The locals are imminently more interesting, thanks in part to a fever-pitch performance by David Wilmot as Seamus Gallagher, a fiery fisherman who forms a cantankerous connection with the bubbly Gilbert. Their scenes are a highlight, as Forte’s well-meaning but oblivious tourist clashes and charms Wilmot’s defensive yet boisterous villager. Their mercurial camaraderie certainly deserved more scenes like their roadside dance lesson.

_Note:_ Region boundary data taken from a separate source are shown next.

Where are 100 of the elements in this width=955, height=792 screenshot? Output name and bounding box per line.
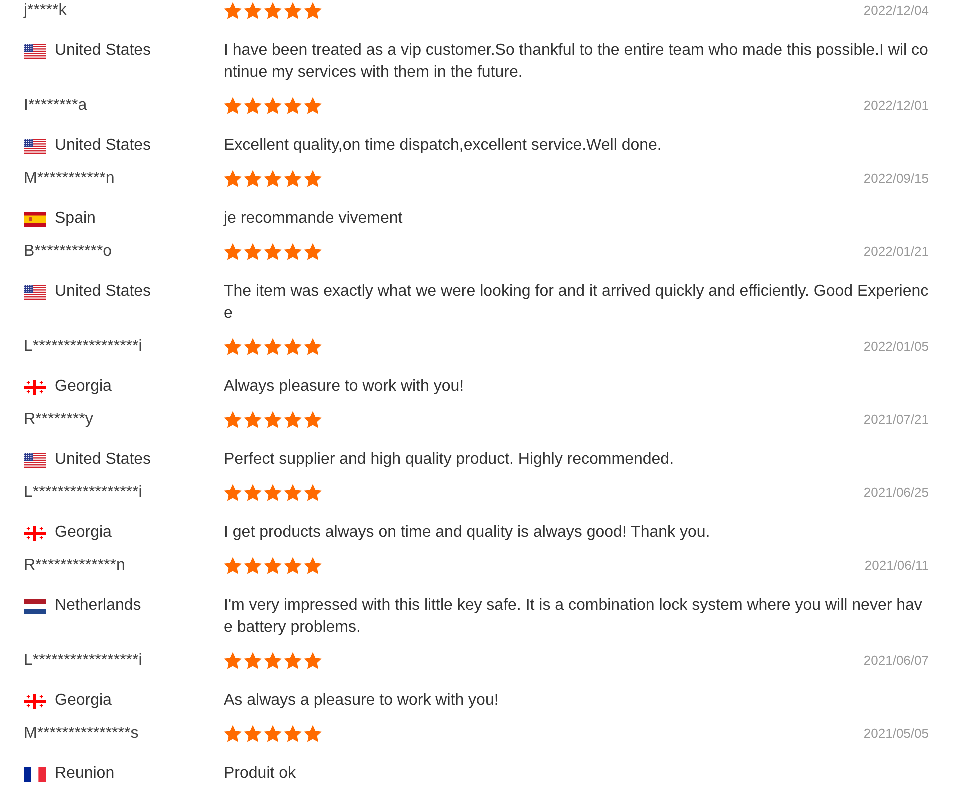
filled-star-icon	[304, 557, 322, 575]
reviewer-name: L*****************i	[24, 651, 144, 671]
flag-icon	[24, 138, 46, 154]
review-date: 2021/06/07	[864, 652, 930, 670]
review-comment: Produit ok	[224, 764, 298, 784]
filled-star-icon	[284, 557, 302, 575]
country-name: United States	[55, 41, 152, 61]
filled-star-icon	[304, 652, 322, 670]
filled-star-icon	[304, 484, 322, 502]
review-comment: I have been treated as a vip customer.So thankful to the entire team who made this possible.I wil continue my services with them in the future.	[224, 41, 930, 83]
review-comment: Perfect supplier and high quality product. Highly recommended.	[224, 450, 676, 470]
filled-star-icon	[284, 652, 302, 670]
filled-star-icon	[264, 557, 282, 575]
reviewer-name: I********a	[24, 96, 88, 116]
filled-star-icon	[244, 170, 262, 188]
review-comment: I'm very impressed with this little key safe. It is a combination lock system where you will never have battery problems.	[224, 596, 924, 638]
filled-star-icon	[224, 2, 242, 20]
filled-star-icon	[264, 652, 282, 670]
filled-star-icon	[264, 338, 282, 356]
flag-icon	[24, 452, 46, 468]
review-comment: I get products always on time and quality is always good! Thank you.	[224, 523, 712, 543]
flag-icon	[24, 212, 46, 226]
filled-star-icon	[284, 725, 302, 743]
filled-star-icon	[304, 338, 322, 356]
filled-star-icon	[304, 411, 322, 429]
reviewer-name: R*************n	[24, 556, 126, 576]
filled-star-icon	[304, 725, 322, 743]
review-comment: je recommande vivement	[224, 209, 404, 229]
filled-star-icon	[264, 97, 282, 115]
filled-star-icon	[264, 170, 282, 188]
flag-icon	[24, 598, 46, 614]
filled-star-icon	[224, 338, 242, 356]
filled-star-icon	[264, 2, 282, 20]
filled-star-icon	[284, 97, 302, 115]
filled-star-icon	[244, 97, 262, 115]
review-date: 2022/01/21	[864, 243, 930, 261]
filled-star-icon	[284, 243, 302, 261]
country-name: Georgia	[55, 691, 112, 711]
filled-star-icon	[224, 170, 242, 188]
filled-star-icon	[304, 2, 322, 20]
filled-star-icon	[264, 243, 282, 261]
review-comment: Always pleasure to work with you!	[224, 377, 466, 397]
filled-star-icon	[304, 170, 322, 188]
reviewer-name: M***********n	[24, 169, 116, 189]
reviewer-name: j*****k	[24, 1, 68, 21]
flag-icon	[24, 526, 46, 540]
filled-star-icon	[264, 725, 282, 743]
flag-icon	[24, 380, 46, 394]
review-comment: Excellent quality,on time dispatch,excellent service.Well done.	[224, 136, 663, 156]
filled-star-icon	[244, 2, 262, 20]
filled-star-icon	[224, 411, 242, 429]
country-name: United States	[55, 282, 152, 302]
reviewer-name: M***************s	[24, 724, 140, 744]
filled-star-icon	[284, 411, 302, 429]
review-date: 2022/09/15	[864, 170, 930, 188]
filled-star-icon	[284, 170, 302, 188]
country-name: United States	[55, 450, 152, 470]
review-date: 2021/06/11	[864, 557, 930, 575]
filled-star-icon	[284, 338, 302, 356]
filled-star-icon	[264, 411, 282, 429]
flag-icon	[24, 44, 46, 58]
filled-star-icon	[304, 97, 322, 115]
flag-icon	[24, 694, 46, 708]
filled-star-icon	[264, 484, 282, 502]
review-date: 2022/12/01	[864, 97, 930, 115]
reviewer-name: L*****************i	[24, 337, 144, 357]
filled-star-icon	[244, 411, 262, 429]
review-date: 2021/07/21	[864, 411, 930, 429]
review-date: 2021/05/05	[864, 725, 930, 743]
country-name: Reunion	[55, 764, 115, 784]
filled-star-icon	[244, 484, 262, 502]
flag-icon	[24, 766, 46, 782]
filled-star-icon	[244, 557, 262, 575]
filled-star-icon	[224, 97, 242, 115]
filled-star-icon	[224, 652, 242, 670]
filled-star-icon	[244, 243, 262, 261]
filled-star-icon	[224, 557, 242, 575]
country-name: Netherlands	[55, 596, 142, 616]
country-name: Georgia	[55, 523, 112, 543]
filled-star-icon	[224, 484, 242, 502]
reviewer-name: L*****************i	[24, 483, 144, 503]
review-comment: As always a pleasure to work with you!	[224, 691, 500, 711]
filled-star-icon	[304, 243, 322, 261]
filled-star-icon	[224, 243, 242, 261]
reviewer-name: B***********o	[24, 242, 114, 262]
reviewer-name: R********y	[24, 410, 94, 430]
filled-star-icon	[284, 2, 302, 20]
filled-star-icon	[244, 338, 262, 356]
review-date: 2022/12/04	[864, 2, 930, 20]
filled-star-icon	[244, 725, 262, 743]
review-date: 2021/06/25	[864, 484, 930, 502]
country-name: Georgia	[55, 377, 112, 397]
country-name: Spain	[55, 209, 96, 229]
review-date: 2022/01/05	[864, 338, 930, 356]
filled-star-icon	[224, 725, 242, 743]
country-name: United States	[55, 136, 152, 156]
filled-star-icon	[244, 652, 262, 670]
review-comment: The item was exactly what we were looking for and it arrived quickly and efficiently. Good Experience	[224, 282, 930, 324]
flag-icon	[24, 284, 46, 300]
filled-star-icon	[284, 484, 302, 502]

But he, along with his friends and neighbors, are also written to be sympathetic, which gets complicated as the past comes to light. Time and time again, the people of Bodkin push back on Gilbert’s inquiries. They’re fine letting sleeping dogs lie, they say. They’re ready to move on, to bring back the festival along with its better memories. The locals vs. the outsiders is framed as a battle over whose story merits hearing: the one that lets these people find peace, or the one that’s exposed by these prying podcasters. Maybe they’re one in the same. Maybe they’re not. The importance of a good story is put on a pedestal, alongside the truth, but “Bodkin” never mounts a firm case for cold case journalism (which is easily defensible when handled by professionals) or one that substantially supports the victims. The season can’t determine whether its own story is worth hearing, and that lack of clarity combined with flagging verisimilitude makes for an unsatisfying finish.

It’s not effective true crime, nor is it an effective censure of true crime. It’s somewhere in between, and that doesn’t really serve anyone. The true-crime genre certainly has its pitfalls, but it deserves sharper analysis than this.